What are the games and how do you play
Gibson released the original set containing parlour games The Underground Game and What’s the Letter in 1977. They’re both relatively simple games that can be played with between 4 and 12 players. In The Underground Game there are 32 clues where the answer to each one is the name of a station on the London Underground. For those players that don’t have an encyclopaedic knowledge of the Underground the game was supplied with maps of the network so that all players had an equal chance. More on those maps later.
What’s the Letter follows a similar format with 23 questions where the answer to each one is just one of two letters.
The thing that strikes me with both of these games is that once you’ve played them once you’re likely to remember the answers, making any subsequent games a bit pointless. Or am I over thinking it?
Whatever your views, both these simple games are quite good fun to play at any large gathering, or to use in some sort of a quiz or similar.
London Underground Pocket Maps
As an Underground fan I always love anything that related to the Underground, but the inclusion of vintage tube maps in the game took it from something I was just quite interested in, to something I simply had to buy. These aren’t maps designed just for the game, but instead the ones that passengers could pick up for free at tube stations.

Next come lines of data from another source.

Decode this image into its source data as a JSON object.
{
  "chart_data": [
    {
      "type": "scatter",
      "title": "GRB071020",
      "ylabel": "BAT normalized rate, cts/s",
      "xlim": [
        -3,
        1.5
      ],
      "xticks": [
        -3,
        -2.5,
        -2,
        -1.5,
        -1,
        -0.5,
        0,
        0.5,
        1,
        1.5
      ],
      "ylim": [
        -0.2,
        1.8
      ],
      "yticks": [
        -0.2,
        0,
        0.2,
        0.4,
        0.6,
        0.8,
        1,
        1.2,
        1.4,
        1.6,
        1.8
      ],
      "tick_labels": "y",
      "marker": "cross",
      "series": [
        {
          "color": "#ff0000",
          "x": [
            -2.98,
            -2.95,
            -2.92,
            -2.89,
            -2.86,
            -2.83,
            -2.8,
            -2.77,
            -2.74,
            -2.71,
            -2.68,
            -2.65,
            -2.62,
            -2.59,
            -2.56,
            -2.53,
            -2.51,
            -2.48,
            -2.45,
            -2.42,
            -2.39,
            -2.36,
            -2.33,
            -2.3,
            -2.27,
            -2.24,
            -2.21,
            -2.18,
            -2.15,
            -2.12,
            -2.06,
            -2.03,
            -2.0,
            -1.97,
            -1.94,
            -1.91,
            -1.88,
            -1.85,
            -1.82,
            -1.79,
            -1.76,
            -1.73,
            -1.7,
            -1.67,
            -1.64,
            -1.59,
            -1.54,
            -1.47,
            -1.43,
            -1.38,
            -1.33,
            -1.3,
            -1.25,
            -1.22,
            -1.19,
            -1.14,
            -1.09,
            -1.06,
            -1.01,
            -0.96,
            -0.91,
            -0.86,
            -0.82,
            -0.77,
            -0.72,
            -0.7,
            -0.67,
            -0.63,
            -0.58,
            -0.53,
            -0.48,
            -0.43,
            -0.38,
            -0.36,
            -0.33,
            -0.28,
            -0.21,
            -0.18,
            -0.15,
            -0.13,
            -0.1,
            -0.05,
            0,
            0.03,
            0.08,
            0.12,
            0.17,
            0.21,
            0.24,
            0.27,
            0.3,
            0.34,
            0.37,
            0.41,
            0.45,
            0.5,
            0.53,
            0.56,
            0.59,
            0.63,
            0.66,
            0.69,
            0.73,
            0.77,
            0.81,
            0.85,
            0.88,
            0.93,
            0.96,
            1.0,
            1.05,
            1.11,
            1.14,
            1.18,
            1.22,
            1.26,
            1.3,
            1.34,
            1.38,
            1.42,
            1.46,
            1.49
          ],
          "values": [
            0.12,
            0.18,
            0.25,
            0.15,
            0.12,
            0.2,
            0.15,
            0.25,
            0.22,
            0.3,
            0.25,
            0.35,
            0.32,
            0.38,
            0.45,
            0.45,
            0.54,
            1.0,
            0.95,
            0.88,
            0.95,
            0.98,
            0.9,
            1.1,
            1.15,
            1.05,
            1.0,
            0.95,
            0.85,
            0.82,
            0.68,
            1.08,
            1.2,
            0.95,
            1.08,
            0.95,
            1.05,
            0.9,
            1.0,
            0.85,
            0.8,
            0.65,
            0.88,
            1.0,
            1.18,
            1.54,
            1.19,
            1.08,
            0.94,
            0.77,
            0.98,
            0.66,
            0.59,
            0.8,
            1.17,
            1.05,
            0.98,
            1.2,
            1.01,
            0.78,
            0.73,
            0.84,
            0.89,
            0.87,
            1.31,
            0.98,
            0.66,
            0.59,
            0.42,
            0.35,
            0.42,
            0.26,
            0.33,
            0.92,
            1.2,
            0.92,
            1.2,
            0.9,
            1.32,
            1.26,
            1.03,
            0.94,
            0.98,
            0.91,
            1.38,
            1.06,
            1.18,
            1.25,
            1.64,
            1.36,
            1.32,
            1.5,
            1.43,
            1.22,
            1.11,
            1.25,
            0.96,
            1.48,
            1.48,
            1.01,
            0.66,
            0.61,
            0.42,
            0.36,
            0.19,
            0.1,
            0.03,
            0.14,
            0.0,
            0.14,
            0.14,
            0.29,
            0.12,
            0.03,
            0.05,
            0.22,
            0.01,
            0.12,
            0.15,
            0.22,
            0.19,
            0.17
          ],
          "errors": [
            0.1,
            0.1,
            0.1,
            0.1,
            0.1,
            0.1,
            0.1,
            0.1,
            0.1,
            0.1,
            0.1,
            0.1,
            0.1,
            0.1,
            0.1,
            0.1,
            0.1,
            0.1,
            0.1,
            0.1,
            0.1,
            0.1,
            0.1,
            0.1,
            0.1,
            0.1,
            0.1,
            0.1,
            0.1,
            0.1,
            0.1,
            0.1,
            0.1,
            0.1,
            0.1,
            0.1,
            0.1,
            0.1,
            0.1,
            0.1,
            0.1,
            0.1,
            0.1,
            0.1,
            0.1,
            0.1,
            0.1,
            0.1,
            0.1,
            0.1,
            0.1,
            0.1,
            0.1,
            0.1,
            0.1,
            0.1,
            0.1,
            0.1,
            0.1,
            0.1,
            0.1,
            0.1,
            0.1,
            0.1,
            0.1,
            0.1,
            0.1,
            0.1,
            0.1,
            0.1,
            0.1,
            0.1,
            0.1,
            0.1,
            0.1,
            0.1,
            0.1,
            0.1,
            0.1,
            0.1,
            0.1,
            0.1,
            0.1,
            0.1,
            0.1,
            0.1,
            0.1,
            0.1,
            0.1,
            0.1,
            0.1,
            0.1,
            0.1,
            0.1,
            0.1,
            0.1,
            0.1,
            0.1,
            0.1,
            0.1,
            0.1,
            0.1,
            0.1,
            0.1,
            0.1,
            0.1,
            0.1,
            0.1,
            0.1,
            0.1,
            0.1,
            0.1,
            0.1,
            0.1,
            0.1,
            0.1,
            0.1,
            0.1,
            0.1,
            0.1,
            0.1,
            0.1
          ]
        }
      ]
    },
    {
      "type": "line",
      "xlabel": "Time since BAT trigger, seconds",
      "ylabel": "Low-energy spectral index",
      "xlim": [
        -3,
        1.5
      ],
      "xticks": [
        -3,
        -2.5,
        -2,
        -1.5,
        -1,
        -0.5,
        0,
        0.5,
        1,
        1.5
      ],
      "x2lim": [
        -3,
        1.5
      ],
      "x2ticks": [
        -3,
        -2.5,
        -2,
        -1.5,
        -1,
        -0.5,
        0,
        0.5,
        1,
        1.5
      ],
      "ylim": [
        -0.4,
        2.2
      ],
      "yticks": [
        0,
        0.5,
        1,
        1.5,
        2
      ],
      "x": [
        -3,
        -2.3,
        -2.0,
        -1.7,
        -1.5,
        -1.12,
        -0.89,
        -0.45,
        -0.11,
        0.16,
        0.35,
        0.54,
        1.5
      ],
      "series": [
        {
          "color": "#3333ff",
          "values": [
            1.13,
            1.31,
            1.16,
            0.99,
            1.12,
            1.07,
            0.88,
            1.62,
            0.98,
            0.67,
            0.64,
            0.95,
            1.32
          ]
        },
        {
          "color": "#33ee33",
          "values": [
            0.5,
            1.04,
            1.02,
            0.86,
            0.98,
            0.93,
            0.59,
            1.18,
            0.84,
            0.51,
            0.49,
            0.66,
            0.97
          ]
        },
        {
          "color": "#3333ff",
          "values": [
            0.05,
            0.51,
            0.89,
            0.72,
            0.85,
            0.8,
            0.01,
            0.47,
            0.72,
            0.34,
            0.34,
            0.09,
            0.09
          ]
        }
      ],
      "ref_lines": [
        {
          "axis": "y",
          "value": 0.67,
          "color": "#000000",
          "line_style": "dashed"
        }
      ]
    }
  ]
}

The version of the game that I picked up isn’t the original 1977 one (you can tell by the fact that the original version apparently didn’t have anything in white written on the box). I’m not exactly sure when it does date from though. The tube maps I have are dated 1985, but looking online I’ve seen similar versions with the white writing being sold with 1978 tube maps. I’m left wondering quite how this all worked when the game was first released. Did they have some arrangement with London Underground where they sent them a load of maps that were then put into boxes? Or was a member of staff dispatched to the nearest station to H P Gibson and Son’s London office and instructed to bring home as many maps as they could? Which different versions of the map were included in different versions of the game? Does anyone know?